Sri Aurobindo
Letters on Poetry and Art
SABCL - Volume 27
Part 1. Poetry and its Creation
Section 2. The Poetry of the Spirit
Psychic, Mystic and Spiritual Poetry
Symbolism and Allegory [1]
There is a considerable difference between symbolism and allegory; they are not at all the same thing. Allegory comes in when a quality or other abstract thing is personalised and the allegory proper should be something carefully stylised and deliberately sterilised of the full aspect of embodied life, so that the essential meaning or idea may come out with sufficient precision and force of clarity. One can find this method in the old mystery plays and it is a kind of art that has its value. Allegory is an intellectual form; one is not expected to believe in the personalisation of the abstract quality, it is only an artistic device. When in an allegory as in Spenser’s Faerie Queene the personalisation, the embodiment takes first place and absorbs the major part of the mind’s interest, the true style and principle of this art have been abandoned. The allegorical purpose here becomes a submerged strain and is really of secondary importance, our search for it a by-play of the mind; we read for the beauty and interest of the figures and movements presented to us, not for this submerged significance. An allegory must be intellectually precise and clear in its representative figures as well as in their basis, however much adorned with imagery and personal expression; otherwise it misses its purpose.

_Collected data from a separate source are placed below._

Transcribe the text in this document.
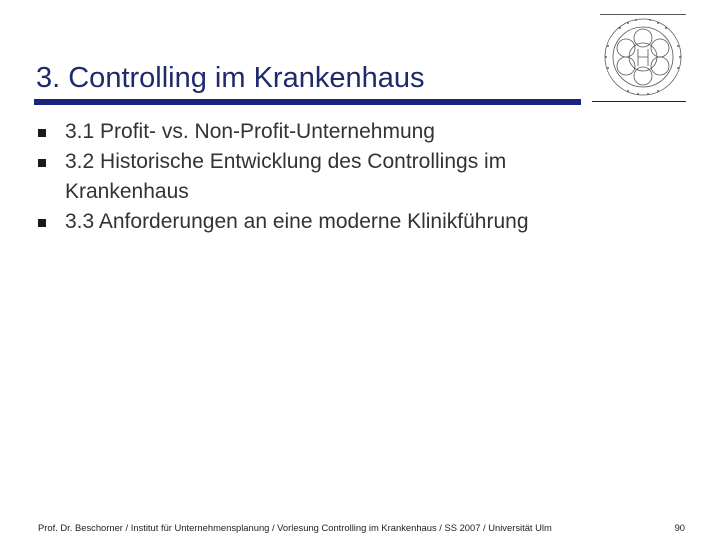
3. Controlling im Krankenhaus
3.1 Profit- vs. Non-Profit-Unternehmung
3.2 Historische Entwicklung des Controllings im Krankenhaus
3.3 Anforderungen an eine moderne Klinikführung
Prof. Dr. Beschorner / Institut für Unternehmensplanung / Vorlesung Controlling im Krankenhaus / SS 2007 / Universität Ulm	90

A symbol expresses on the contrary not the play of abstract things or ideas put into imaged form, but a living truth or inward vision or experience of things, so inward, so subtle, so little belonging to the domain of intellectual abstraction and precision that it cannot be brought out except through symbolic images — the more these images have a living truth of their own which corresponds intimately to the living truth they symbolise, suggests the very vibration of the experience itself, the greater becomes the art of the symbolic expression. When the symbol is a representative sign or figure and nothing more, then the symbolic approaches nearer to an intellectual method, though even then it is not the same thing as allegory. In mystic poetry the symbol ought to be as much as possible the natural body of the inner truth or vision, itself an intimate part of the experience.